1. When God saved you, He “cut off” the flesh and thus freed you from the bondage of sin.

a. Do you BELIEVE that? If so, then ACT upon it.

b. Remember Paul’s command in 2:6 – WALK ye in Him… and walk in the same way you received Christ: BY FAITH!

c. WALK in faith…
• Believing what God said about your freedom from bondage to sin… IN CHRIST, the old man, the former slave to sin was crucified… that old relationship to the flesh was circumcised… we have been cut off from bondage to the sinful, fleshly nature.
• Believing that IN CHRIST you really ARE a new creature…
• Trusting God that IN CHRIST you ARE able to walk in newness of life.

d. Upon BELIEVING all this, then take that step of faith… and as you do, God will hold you up. It will be GOD working in you both to will and to DO of His good will!
• There is no need for a believer to live as if he were still a slave to sin.
• The circumcision of Christ has set us FREE from bondage to the flesh…
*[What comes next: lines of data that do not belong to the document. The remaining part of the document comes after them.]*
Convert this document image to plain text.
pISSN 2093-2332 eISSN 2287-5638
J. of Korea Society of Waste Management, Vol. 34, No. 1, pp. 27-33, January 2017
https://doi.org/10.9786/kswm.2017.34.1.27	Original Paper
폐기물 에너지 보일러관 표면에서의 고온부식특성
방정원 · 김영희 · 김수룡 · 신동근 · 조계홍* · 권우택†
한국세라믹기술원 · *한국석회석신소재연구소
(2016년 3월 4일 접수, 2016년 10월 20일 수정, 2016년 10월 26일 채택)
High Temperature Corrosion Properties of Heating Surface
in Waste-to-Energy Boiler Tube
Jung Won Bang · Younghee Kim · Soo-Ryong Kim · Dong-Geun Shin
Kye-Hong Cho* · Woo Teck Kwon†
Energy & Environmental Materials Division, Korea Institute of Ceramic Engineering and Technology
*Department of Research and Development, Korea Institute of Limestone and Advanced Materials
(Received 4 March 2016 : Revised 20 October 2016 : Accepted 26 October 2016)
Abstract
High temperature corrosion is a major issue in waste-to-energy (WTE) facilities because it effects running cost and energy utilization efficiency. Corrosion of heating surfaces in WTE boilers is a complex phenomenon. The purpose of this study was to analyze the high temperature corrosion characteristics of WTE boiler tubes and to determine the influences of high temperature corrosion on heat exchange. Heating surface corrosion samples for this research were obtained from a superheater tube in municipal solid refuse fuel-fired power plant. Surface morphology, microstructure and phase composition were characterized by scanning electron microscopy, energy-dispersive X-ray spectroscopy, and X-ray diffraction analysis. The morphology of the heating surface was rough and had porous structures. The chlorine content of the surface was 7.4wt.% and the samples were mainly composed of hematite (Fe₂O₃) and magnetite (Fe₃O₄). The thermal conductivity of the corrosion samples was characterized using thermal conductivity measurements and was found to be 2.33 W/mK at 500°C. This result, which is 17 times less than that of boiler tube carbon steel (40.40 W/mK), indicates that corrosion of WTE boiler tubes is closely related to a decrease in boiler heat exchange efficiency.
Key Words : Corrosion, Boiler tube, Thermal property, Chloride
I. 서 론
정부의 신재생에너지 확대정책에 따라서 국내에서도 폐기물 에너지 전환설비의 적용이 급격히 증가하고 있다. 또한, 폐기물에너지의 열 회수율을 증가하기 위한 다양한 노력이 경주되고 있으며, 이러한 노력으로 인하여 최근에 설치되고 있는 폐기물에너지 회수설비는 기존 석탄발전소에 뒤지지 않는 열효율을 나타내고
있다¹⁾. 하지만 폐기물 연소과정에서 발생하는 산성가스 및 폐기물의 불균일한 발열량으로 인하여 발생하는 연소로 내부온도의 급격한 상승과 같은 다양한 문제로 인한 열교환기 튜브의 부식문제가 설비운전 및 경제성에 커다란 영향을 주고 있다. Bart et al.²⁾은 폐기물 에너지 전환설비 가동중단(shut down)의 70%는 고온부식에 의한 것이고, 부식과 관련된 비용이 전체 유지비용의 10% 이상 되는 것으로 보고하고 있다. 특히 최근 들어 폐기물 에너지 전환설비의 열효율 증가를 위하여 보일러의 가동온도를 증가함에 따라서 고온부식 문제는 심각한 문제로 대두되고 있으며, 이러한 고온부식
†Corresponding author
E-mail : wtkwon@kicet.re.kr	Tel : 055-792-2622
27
e. We have been severed from the flesh… and by faith we can experience that victory in our daily lives.
• Having a problem getting along with your boss? Your teacher? Your sister? Your neighbor?
• Do you have a problem with your temper? Do you constantly snap at people?
• Do you have a problem with your tongue… constantly spewing out things you wish you never said?
• Do you have a problem with lust, greed, covetousness, bitterness, jealousy, selfishness, pride, self righteousness, resentment?
• The flesh can manifest itself in 1001 ugly ways.

f. But we don’t HAVE to submit to the flesh any more. We have been set free… whether it FEELS like it or not.

g. BELIEVE what God said, and step out on faith… resting your foot on the solid foundation of God’s promise.
• Believe and walk. How simple!
• Faith will enable us to experience the victory Christ purchased for us… freedom from bondage to the flesh… because we have received the circumcision of Christ.